Flordelis vira reportagem na The New Yorker e série na Netflix

Por José Messias Xavier

Flordelis conseguiu de novo. Acusada de ser a arquiteta do assassinato de seu marido, Anderson do Carmo, às vésperas de enfrentar duas grandes batalhas, uma na Câmara Federal, que pode cassar seu mandato, e outra nos tribunais, que pode levá-la à cadeia, a missionária e cantora gospel, que teve seu sucesso ofuscado pelo crime, renasce para o estrelato, mas desta vez como a vedete de um freak show e sob os holofotes de uma das mais prestigiadas revistas do mundo, a The New Yorker.


A publicação, antes semanal, circula atualmente 47 vezes por ano. Desde seu lançamento, em 1925, suas sofisticadas páginas estamparam o crème de la crème do jornalismo, das artes, da filosofia, da política e da História. Foi nela, por exemplo, que, em uma série de cinco artigos, a filósofa Hanna Arendt compilou, em 1963, o que veio a ser a origem de “Eichmann em Jerusalém - Um relato sobre a banalidade do mal”, um dos mais importantes livros de análise sobre as entranhas do nazismo e sobre a capacidade do Estado de promover o extermínio em massa, transformando-o em uma sonolenta rotina burocrática.

Pois, na edição impressa, que circula até 14 de junho, a The New Yorker dedicou um generoso número de páginas para contar a história de Flordelis dos Santos Souza e descrever o homicídio que pesa sobre sua cabeça, de acordo com as acusações da Promotoria estadual do Rio de Janeiro.


Sob o título “O assassinato que escandaliza a Igreja Evangélica do Brasil”, o experiente jornalista Jon Lee Anderson descreve as circunstâncias da morte de Anderson do Carmo, as origens da família que o pastor constituiu com Flordelis, a ascensão de sua igreja, o meteórico estrelato da missionária como cantora, sua penetração no mainstream nacional e as relações do universo neopentecostal com o poder no Brasil, inclusive como efetivo apoiador do presidente Jair Bolsonaro.


“À medida que Flordelis ganhava destaque, o cristianismo evangélico crescia no Brasil.

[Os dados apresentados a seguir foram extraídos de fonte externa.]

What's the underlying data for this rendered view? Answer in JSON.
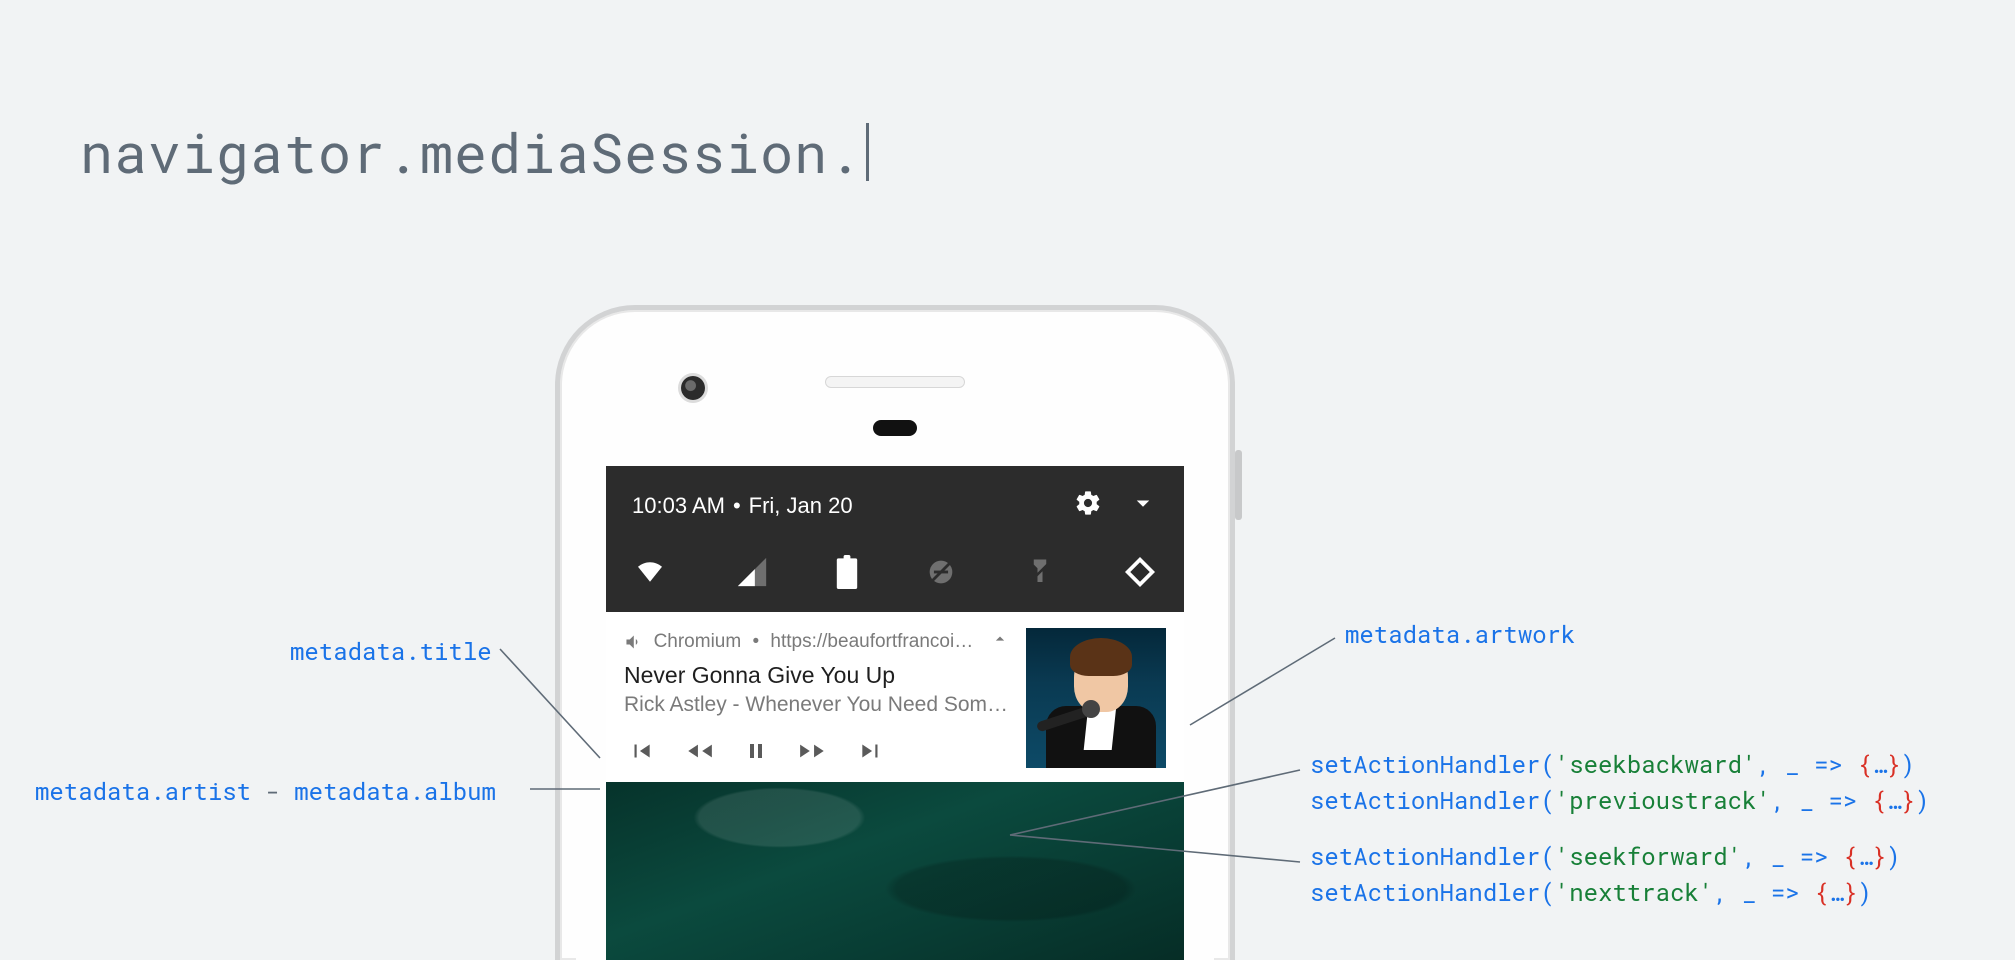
{
  "heading": "navigator.mediaSession.",
  "phone": {
    "statusbar": {
      "time": "10:03 AM",
      "dot": "•",
      "date": "Fri, Jan 20"
    },
    "notification": {
      "app": "Chromium",
      "origin_dot": "•",
      "origin": "https://beaufortfrancois.githu..",
      "title": "Never Gonna Give You Up",
      "artist": "Rick Astley",
      "sep": " - ",
      "album": "Whenever You Need Somebo.."
    }
  },
  "labels": {
    "metadata_title": "metadata.title",
    "metadata_artist": "metadata.artist",
    "metadata_album": "metadata.album",
    "dash": " - ",
    "metadata_artwork": "metadata.artwork"
  },
  "handlers_top": [
    {
      "fn": "setActionHandler",
      "arg": "seekbackward"
    },
    {
      "fn": "setActionHandler",
      "arg": "previoustrack"
    }
  ],
  "handlers_bottom": [
    {
      "fn": "setActionHandler",
      "arg": "seekforward"
    },
    {
      "fn": "setActionHandler",
      "arg": "nexttrack"
    }
  ],
  "handler_suffix": {
    "open": "(",
    "q": "'",
    "comma": ", ",
    "lambda": "_ => ",
    "lb": "{",
    "dots": "…",
    "rb": "}",
    "close": ")"
  },
  "colors": {
    "link": "#1a73e8",
    "string": "#188038",
    "brace": "#d93025",
    "body": "#5f6b77"
  }
}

Em um País dividido pela pobreza, corrupção e crimes violentos, o evangelicalismo tem um forte apelo: pessoas com vidas difíceis podem ir à igreja e, em poucas palavras, ser convertidas e redimidas. Um terço dos cidadãos brasileiros abraçou o pentecostalismo nas últimas décadas; o número de parlamentares evangélicos dobrou. Os evangélicos têm sido o principal pilar de apoio ao presidente Jair Bolsonaro”, escreveu Jon Lee Anderson.

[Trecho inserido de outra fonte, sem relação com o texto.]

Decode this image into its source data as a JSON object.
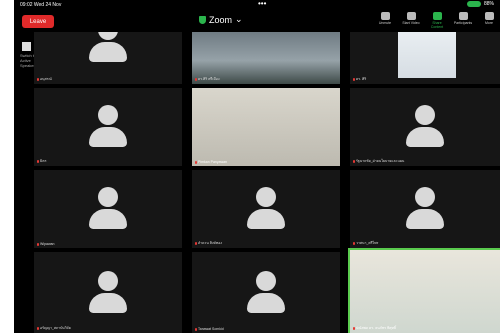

O jornalista entrevistou a própria Flordelis, policiais, membros da família constituída por ela e seu marido, além de políticos. No quadro geral, para os leitores familiarizados com a história do assassinato de Anderson do Carmo, não há grandes novidades. Mas alguns detalhes da apuração de Jon Anderson podem fazer o público vislumbrar seu futuro em duas realidades: a Netflix está preparando uma série sobre ela e o caso; e a missionária, eleita deputada federal, está perdendo apoio político.


Entrevistada por Jon Lee Anderson, Damares Alves, ministra da Mulher, Família e Direitos Humanos, ex-aliada de Flordelis, disse se sentir enganada pela missionária.


“A história de vida dela foi muito bonita. Flordelis se aproveitou dos corações inocentes de milhões de brasileiros tementes a Deus”, disse a ministra ao jornalista, acrescentando que esperava que a missionária fosse sentenciada a “muito tempo” de prisão.


Seja qual for a decisão do Plenário da Câmara Federal sobre o mandato de Flordelis ou a dos jurados do 3º Tribunal do Júri de Niterói sobre sua liberdade, o certo é que a missionária retornou à sua posição sob as luzes da mídia e da atenção do grande público. Sua vida ainda flutua na aura de um espetáculo. Ela continua a negar veementemente o envolvimento no assassinato do marido, como afirmou à The New Yorker. Mas isso parece que está perdendo a importância, como em um enredo teatral de narrativas entrelaçadas, quando duas histórias, uma real e outra ficcional, trocam de posição cênica diante de uma plateia que, no fim, não saberá mais distingui-las.